Fünfte Reise, Tag 97: Das Glas, das zu lange gewartet hat
Skizze von Kreisen in sanften Wüstentönen – eine Erinnerung an die Stille von Yazd.
Datum: 13. August 2025
Ort: Yazd, Iran
Heute in Yazd, Iran, begegnete ich der stillen Widerstandsfähigkeit der Stadt – von der ewigen Flamme des zoroastrischen Feuertempels bis hin zu schattigen Gassen, in denen die Frömmigkeit in subtiler Form fortbesteht. Yazd, bekannt für seine Windfänger und seine Harmonie mit der Wüste, strahlt an jeder Ecke Geduld aus.
Die Atmosphäre von Yazd
Das Licht in Yazd wirkt gerichtet – es ist nicht nur Beleuchtung, sondern auch Druck, der Schatten auf jede Oberfläche wirft. Ich ging zum zoroastrischen Feuertempel, kurz bevor es richtig heiß wurde. Die Straße war fast völlig still, abgesehen vom Geräusch eines entfernten Motorrads und dem leisen Gurren von Tauben.
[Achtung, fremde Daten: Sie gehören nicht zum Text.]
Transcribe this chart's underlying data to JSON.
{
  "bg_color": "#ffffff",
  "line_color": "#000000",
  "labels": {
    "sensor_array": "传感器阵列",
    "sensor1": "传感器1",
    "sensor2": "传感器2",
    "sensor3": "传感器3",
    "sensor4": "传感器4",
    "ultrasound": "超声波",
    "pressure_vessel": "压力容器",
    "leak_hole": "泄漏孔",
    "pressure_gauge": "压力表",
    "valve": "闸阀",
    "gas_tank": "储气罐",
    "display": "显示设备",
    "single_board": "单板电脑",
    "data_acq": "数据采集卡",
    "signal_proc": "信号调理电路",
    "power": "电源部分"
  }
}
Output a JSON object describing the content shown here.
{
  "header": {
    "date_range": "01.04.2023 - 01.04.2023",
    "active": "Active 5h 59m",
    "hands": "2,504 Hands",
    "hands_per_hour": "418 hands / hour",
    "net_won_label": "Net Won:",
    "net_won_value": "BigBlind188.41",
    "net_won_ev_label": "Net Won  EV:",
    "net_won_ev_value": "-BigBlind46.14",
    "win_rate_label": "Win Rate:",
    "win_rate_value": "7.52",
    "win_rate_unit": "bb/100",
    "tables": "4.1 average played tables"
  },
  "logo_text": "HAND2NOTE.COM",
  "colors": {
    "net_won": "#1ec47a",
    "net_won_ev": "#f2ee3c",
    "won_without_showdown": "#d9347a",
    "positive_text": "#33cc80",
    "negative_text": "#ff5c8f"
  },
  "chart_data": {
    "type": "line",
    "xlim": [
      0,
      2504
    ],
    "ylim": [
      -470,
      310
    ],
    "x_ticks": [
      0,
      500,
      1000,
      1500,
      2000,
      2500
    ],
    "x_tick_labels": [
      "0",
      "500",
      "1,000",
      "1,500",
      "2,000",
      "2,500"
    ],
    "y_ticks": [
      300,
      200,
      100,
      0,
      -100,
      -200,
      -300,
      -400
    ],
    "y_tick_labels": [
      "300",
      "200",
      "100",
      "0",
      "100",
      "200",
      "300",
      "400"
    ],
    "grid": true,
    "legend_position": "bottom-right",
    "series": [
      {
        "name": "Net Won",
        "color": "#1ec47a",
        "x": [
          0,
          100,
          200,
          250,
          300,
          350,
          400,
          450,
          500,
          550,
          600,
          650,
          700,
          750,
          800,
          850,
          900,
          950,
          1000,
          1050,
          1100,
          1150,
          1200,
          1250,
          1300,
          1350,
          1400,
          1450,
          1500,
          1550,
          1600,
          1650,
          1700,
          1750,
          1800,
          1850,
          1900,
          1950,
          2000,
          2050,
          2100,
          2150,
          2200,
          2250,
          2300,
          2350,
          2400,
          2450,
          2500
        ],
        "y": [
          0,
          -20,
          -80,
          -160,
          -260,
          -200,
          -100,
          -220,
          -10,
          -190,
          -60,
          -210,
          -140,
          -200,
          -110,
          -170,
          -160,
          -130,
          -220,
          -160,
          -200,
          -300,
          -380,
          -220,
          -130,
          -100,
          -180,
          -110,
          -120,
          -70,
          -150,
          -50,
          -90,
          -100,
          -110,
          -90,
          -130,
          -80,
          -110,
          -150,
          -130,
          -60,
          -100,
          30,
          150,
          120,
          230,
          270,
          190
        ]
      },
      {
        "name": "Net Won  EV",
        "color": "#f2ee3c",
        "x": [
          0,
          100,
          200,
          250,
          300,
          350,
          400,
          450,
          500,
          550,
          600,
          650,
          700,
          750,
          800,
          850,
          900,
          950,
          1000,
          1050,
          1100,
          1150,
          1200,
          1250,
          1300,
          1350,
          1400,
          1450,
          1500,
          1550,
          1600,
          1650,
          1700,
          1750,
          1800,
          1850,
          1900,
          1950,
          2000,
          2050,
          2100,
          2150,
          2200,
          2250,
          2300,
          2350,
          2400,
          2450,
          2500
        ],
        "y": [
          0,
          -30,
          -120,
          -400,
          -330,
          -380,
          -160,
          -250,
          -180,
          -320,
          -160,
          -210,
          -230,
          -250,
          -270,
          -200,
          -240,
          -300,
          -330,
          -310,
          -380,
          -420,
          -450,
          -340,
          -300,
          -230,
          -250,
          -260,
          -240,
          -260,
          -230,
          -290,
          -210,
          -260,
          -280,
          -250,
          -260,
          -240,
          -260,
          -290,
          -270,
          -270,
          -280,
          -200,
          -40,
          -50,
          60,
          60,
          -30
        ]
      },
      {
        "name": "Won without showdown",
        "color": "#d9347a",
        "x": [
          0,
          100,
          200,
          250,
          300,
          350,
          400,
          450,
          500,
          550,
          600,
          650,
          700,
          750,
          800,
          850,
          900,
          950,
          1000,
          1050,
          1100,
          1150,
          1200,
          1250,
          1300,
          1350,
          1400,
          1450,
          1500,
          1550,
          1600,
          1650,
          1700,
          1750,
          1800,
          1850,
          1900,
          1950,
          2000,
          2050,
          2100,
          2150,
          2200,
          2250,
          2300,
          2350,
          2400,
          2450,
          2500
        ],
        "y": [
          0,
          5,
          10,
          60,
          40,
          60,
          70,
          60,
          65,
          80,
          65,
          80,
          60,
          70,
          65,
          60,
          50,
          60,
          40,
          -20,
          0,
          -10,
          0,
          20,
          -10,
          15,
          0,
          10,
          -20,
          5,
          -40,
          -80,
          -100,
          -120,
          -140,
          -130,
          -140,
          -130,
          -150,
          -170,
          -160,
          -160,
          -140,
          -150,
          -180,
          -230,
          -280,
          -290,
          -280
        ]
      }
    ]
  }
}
Begegnung mit der ewigen Flamme
Die Luft im Inneren war kühler und roch leicht metallisch. Die ewige Flamme – gleichmäßig und präzise – flackerte nicht so, wie ich es erwartet hatte. Es fühlte sich weniger wie Feuer an, sondern eher wie angehaltener Atem.
Stille statt Skizzieren
Ich habe dort nicht skizziert. Es fühlte sich nicht richtig an. Stattdessen saß ich da und beobachtete die Flamme lange Zeit. Als ich ging, begann die Sonne unterzugehen und ließ die Ränder der Gebäude leuchten. Ich fand eine schattige Ecke in der Nähe eines geschlossenen Ladens und zeichnete, woran ich mich erinnerte – nicht das Design des Gebäudes, sondern das Gefühl, dass es gepflegt wurde. Hingabe muss nicht ausgefallen sein. Die Seite war mit einer Art subtiler Symmetrie gefüllt, einem Merkmal, das nicht geplant war, aber dennoch sehr auffällig war.
Momente der Erfrischung
Später trank ich ein kaltes Glas Doogh mit Minze. Es war scharf, erfrischend, fast zu lebendig nach der Stille des Feuers. Ich trank es langsam und beobachtete zwei Katzen, die sich entlang einer Wand voller Hitzerisse jagten. Yazd ist eine sanfte Stadt, aber auch sehr widerstandsfähig. Sie leistet keinen Widerstand, sondern nimmt alles in sich auf.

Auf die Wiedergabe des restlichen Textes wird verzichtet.